Dan kwam er wat kritiek op het feit dat de leraar-specialist door de scholen zelf wordt gekozen. Ik denk dat als de scholen zelf kiezen wie leraar-specialist wordt op basis van hun behoeften en noden, dat net gaat leiden tot een juiste en effectieve invulling van die functie. Want scholen hebben het beste zicht op de specifieke noden van hun school, op de sterke en zwakke punten, ze weten welke expertise ontbreekt. Net daarom is het belangrijk om die invulling van de functie niet van bovenaf op te leggen, maar de scholen net de vrijheid te geven om die keuze te maken.

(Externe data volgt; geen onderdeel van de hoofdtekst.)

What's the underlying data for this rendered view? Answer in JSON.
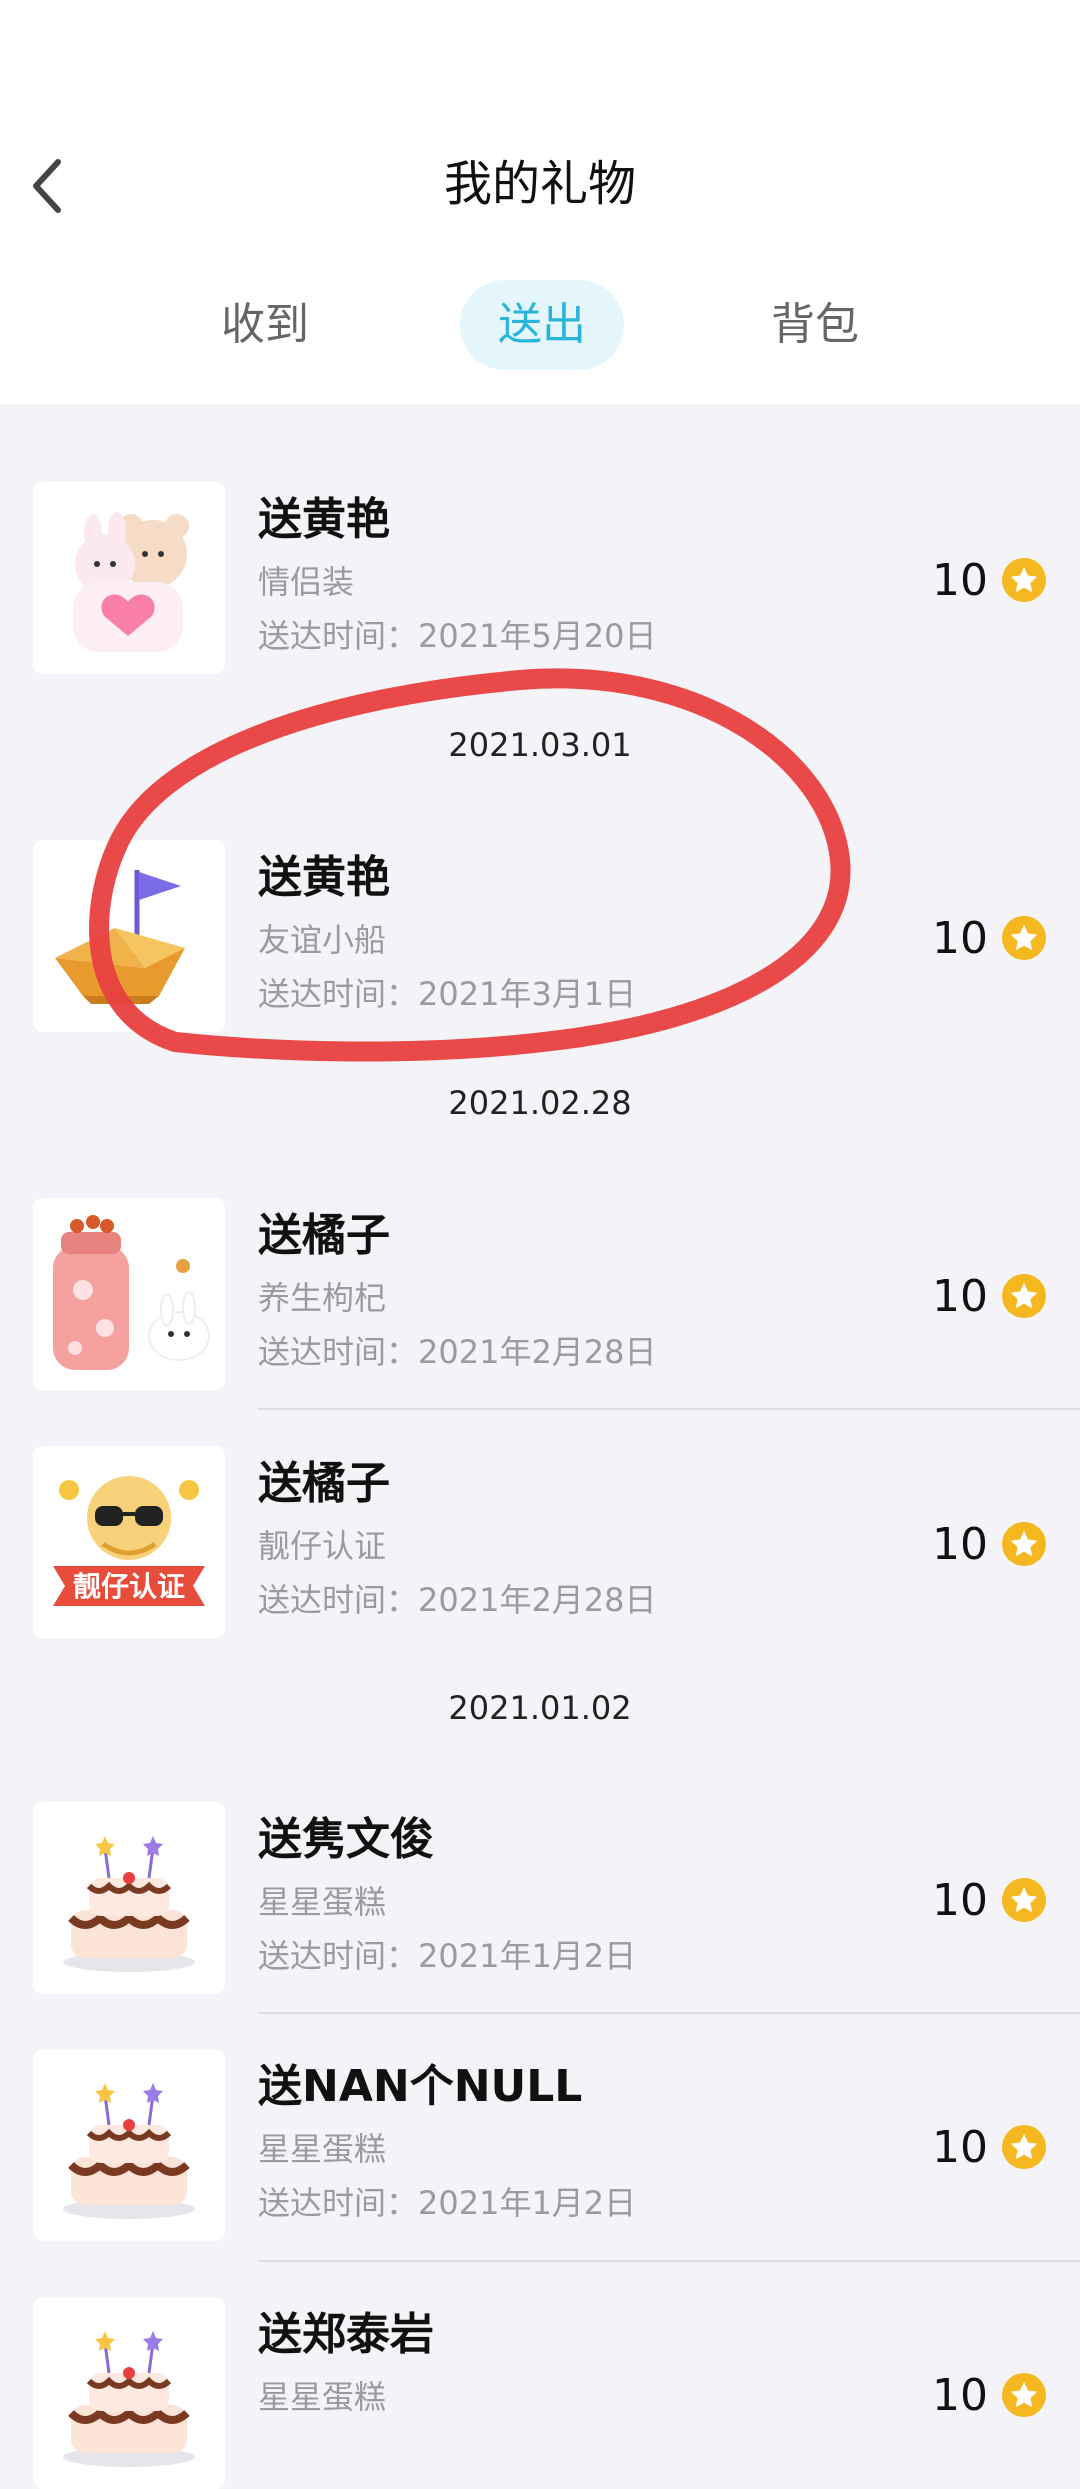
{
  "header": {
    "title": "我的礼物",
    "back_icon": "chevron-left-icon"
  },
  "tabs": [
    {
      "label": "收到",
      "active": false
    },
    {
      "label": "送出",
      "active": true
    },
    {
      "label": "背包",
      "active": false
    }
  ],
  "colors": {
    "accent": "#2ab4d9",
    "tab_active_bg": "#e4f6fb",
    "coin": "#f5b820",
    "annotation": "#e8403f"
  },
  "groups": [
    {
      "date": "",
      "items": [
        {
          "name": "送黄艳",
          "gift": "情侣装",
          "time": "送达时间：2021年5月20日",
          "price": "10",
          "icon": "couple-bears-icon"
        }
      ]
    },
    {
      "date": "2021.03.01",
      "items": [
        {
          "name": "送黄艳",
          "gift": "友谊小船",
          "time": "送达时间：2021年3月1日",
          "price": "10",
          "icon": "paper-boat-icon"
        }
      ]
    },
    {
      "date": "2021.02.28",
      "items": [
        {
          "name": "送橘子",
          "gift": "养生枸杞",
          "time": "送达时间：2021年2月28日",
          "price": "10",
          "icon": "thermos-bottle-icon"
        },
        {
          "name": "送橘子",
          "gift": "靓仔认证",
          "time": "送达时间：2021年2月28日",
          "price": "10",
          "icon": "handsome-badge-icon",
          "badge_text": "靓仔认证"
        }
      ]
    },
    {
      "date": "2021.01.02",
      "items": [
        {
          "name": "送隽文俊",
          "gift": "星星蛋糕",
          "time": "送达时间：2021年1月2日",
          "price": "10",
          "icon": "star-cake-icon"
        },
        {
          "name": "送NAN个NULL",
          "gift": "星星蛋糕",
          "time": "送达时间：2021年1月2日",
          "price": "10",
          "icon": "star-cake-icon"
        },
        {
          "name": "送郑泰岩",
          "gift": "星星蛋糕",
          "time": "",
          "price": "10",
          "icon": "star-cake-icon"
        }
      ]
    }
  ]
}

Ik denk dat we daar echt vertrouwen mogen hebben in de scholen.
Dan was er nog een vraag dat dit enkel was voor het leerplichtonderwijs, basis en secundair, en dat er toch ook andere onderwijsniveaus vragende partij zijn. Daar hebben we ook begrip voor, maar we zien toch dat het lerarentekort het meest prangende is in dat leerplichtonderwijs. Dan zouden we toch het liefst vooral inzetten op dat leerplichtonderwijs, als er toch keuzes moeten worden gemaakt.
Dan heb ik het nog over die leraar-specialist. De vlakke loopbaan wordt doorbroken, dat klopt inderdaad, maar dat is dan eigenlijk alleen maar voor die persoon. Die leraar-specialist gaat natuurlijk veel verder. Als een school dat verstandig aanpakt, kan die leraar-specialist nagaan wat precies het probleem is op die school. Mevrouw Vandromme heeft er daarstraks ook al naar verwezen, die leraar-specialist kan bijvoorbeeld een enquête houden, een bevraging onder die leerkrachten. Het is hier al een paar keer gevallen: stel nu dat het probleem planlast is, een overadministratie. De leraar-specialist kan specifiek op zoek gaan op die school naar waar die overadministratie zit. Waar zit die planlast? En die kan dan een visie op papier zetten met specifieke acties om die planlast, die overadministratie op die punten naar beneden te brengen. Dat gaat dan veel verder dan alleen maar het doorbreken van een vlakke loopbaan. Dan is dat het ondersteunen van die volledige school, van al die leerkrachten, en dan komt dat die school wel absoluut ten goede.
Dus men kan ze wel inzetten door ze bijvoorbeeld de moeilijkste klassen te geven, dan verliest men ook helemaal geen leerkrachten voor de klas. Maar de leraar-specialist kan ook startende leerkrachten begeleiden en ervoor zorgen dat die niet binnen vijf jaar uitstromen. Op die manier helpt zo’n leraar-specialist ook om het lerarentekort tegen te gaan, want die zorgt ervoor dat die leerkrachten op school blijven. Maar zoals ik net zei, ze kunnen ook specifieke problemen op een school in kaart brengen en actieplannen op poten zetten om dat probleem aan te pakken. Op die manier helpt zo’n leraar-specialist ook om leerkrachten aan boord te houden en dat lerarentekort tegen te gaan. Ik vind dat een zeer goede maatregel. Ik wil nog eens zeggen: het is iets wat mag en niet wat moet. Scholen zijn hier niet verplicht.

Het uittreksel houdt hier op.